The tool tells you how many QR codes it will produce and skips any blank rows automatically, so you always know what is in the ZIP before you download it.

Tips for clean, reliable batches

Choose a file name column whenever you can — names like table-01 or the asset ID are far easier to match to a physical label than qr-047. If two rows would produce the same name, the tool appends a number so no file is silently overwritten, but unique names in your source data avoid that entirely.

Set the error-correction level to match where the codes will live. For labels and stickers that get handled, scuffed, or partly covered, choose Q or H so they still scan with some damage. For codes shown cleanly on a screen, L or M keeps the pattern less dense. And test one printed code with a real phone before committing a large run to print.

Working with large CSVs

The tool generates up to 1000 QR codes from a single file. Beyond a few hundred it shows a heads-up that the job may take a few seconds and use some memory, because every code is rendered and compressed in your browser rather than on a server.

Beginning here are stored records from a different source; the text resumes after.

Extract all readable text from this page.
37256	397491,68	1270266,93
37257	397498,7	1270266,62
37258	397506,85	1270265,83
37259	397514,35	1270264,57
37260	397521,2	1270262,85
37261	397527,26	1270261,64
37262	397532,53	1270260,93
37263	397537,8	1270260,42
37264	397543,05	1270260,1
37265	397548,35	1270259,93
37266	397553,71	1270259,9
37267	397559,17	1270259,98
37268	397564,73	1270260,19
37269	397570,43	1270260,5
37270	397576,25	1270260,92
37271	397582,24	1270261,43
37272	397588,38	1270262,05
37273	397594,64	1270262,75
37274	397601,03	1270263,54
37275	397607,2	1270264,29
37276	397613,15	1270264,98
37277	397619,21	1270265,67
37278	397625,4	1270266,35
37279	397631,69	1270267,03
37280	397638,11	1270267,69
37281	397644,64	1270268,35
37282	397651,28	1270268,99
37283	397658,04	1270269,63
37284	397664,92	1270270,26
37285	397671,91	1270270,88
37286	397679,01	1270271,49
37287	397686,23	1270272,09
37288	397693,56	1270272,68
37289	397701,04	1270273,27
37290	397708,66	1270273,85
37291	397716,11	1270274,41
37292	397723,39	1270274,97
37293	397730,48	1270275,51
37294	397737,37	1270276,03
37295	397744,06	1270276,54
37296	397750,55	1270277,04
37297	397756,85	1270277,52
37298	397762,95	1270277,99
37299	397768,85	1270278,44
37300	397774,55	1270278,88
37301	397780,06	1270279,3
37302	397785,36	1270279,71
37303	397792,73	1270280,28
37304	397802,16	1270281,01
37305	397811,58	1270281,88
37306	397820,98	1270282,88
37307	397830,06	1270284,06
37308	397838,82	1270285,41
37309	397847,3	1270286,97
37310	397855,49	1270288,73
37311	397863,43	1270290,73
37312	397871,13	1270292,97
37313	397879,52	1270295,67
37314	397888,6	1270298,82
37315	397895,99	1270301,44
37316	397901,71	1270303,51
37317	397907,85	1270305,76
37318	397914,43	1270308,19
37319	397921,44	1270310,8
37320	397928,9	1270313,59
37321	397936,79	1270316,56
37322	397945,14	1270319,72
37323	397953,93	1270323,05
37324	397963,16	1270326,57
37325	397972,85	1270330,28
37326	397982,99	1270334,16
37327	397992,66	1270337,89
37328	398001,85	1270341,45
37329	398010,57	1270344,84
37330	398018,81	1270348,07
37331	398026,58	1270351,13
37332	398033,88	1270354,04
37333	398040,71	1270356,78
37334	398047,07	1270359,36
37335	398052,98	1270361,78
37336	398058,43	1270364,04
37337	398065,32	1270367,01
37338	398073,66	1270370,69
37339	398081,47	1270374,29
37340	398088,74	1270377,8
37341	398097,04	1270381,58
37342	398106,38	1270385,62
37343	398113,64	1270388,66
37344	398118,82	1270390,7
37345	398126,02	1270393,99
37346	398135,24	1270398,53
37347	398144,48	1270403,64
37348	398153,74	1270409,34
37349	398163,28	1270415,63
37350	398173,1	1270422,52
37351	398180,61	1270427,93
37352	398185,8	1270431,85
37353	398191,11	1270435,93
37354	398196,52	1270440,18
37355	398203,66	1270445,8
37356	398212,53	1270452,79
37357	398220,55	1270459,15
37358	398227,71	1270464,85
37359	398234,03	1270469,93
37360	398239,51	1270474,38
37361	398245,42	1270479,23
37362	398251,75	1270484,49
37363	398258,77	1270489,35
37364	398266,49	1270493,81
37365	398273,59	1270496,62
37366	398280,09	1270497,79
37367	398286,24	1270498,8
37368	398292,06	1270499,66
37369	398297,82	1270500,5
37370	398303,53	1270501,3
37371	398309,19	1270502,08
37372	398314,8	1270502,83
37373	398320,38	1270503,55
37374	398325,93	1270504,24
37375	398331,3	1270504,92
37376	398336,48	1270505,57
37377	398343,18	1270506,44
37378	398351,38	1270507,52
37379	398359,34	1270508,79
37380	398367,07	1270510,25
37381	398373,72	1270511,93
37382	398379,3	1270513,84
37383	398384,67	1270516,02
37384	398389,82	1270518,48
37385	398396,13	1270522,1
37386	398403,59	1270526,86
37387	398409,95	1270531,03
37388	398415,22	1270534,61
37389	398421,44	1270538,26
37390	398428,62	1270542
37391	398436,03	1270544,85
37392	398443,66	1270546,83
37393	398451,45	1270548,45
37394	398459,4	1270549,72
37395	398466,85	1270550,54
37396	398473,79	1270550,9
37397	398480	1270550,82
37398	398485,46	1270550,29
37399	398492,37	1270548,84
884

A progress counter shows how many codes have been rendered while the ZIP is assembled. If you have more rows than the limit, split the CSV into smaller files and run each batch separately — and keep the tab open until the download finishes, since the ZIP is built entirely on your device.

Frequently asked questions

Is my CSV uploaded anywhere when I use this tool?
No. The CSV is read and parsed in your browser, every QR code is drawn on your device, and the ZIP is assembled locally before the download starts. None of your rows, links, or file names are sent to a server. You can confirm this in your browser's Network tab — nothing leaves your machine.
What should my CSV look like?
A plain CSV with one row per QR code. One column holds the content to encode (a URL, text, or any string) and an optional column supplies the file name for each QR. If your file has a header row, keep the toggle on and pick the columns by name; otherwise turn it off and the columns are numbered. Quoted fields, commas inside quotes, and escaped double quotes are all handled.
How are the QR code files named inside the ZIP?
If you choose a file name column, each QR uses that cell's value, cleaned of characters that are not allowed in file names. If two rows produce the same name, a number is appended so nothing is overwritten. If you do not pick a name column, files are named sequentially — qr-001, qr-002, and so on — zero-padded so they sort correctly.
How many QR codes can I generate at once?
The tool generates up to 1000 QR codes per CSV. Above roughly 300 it shows a heads-up that the batch may take a few seconds. For very large jobs, split the CSV into smaller files and run each one separately to keep the browser tab responsive.
Can I customise the look of every QR code?
Yes. The size, error-correction level, and foreground and background colours you set are applied to every QR code in the batch, so the whole set stays visually consistent. Keep strong contrast between the two colours so the codes scan reliably.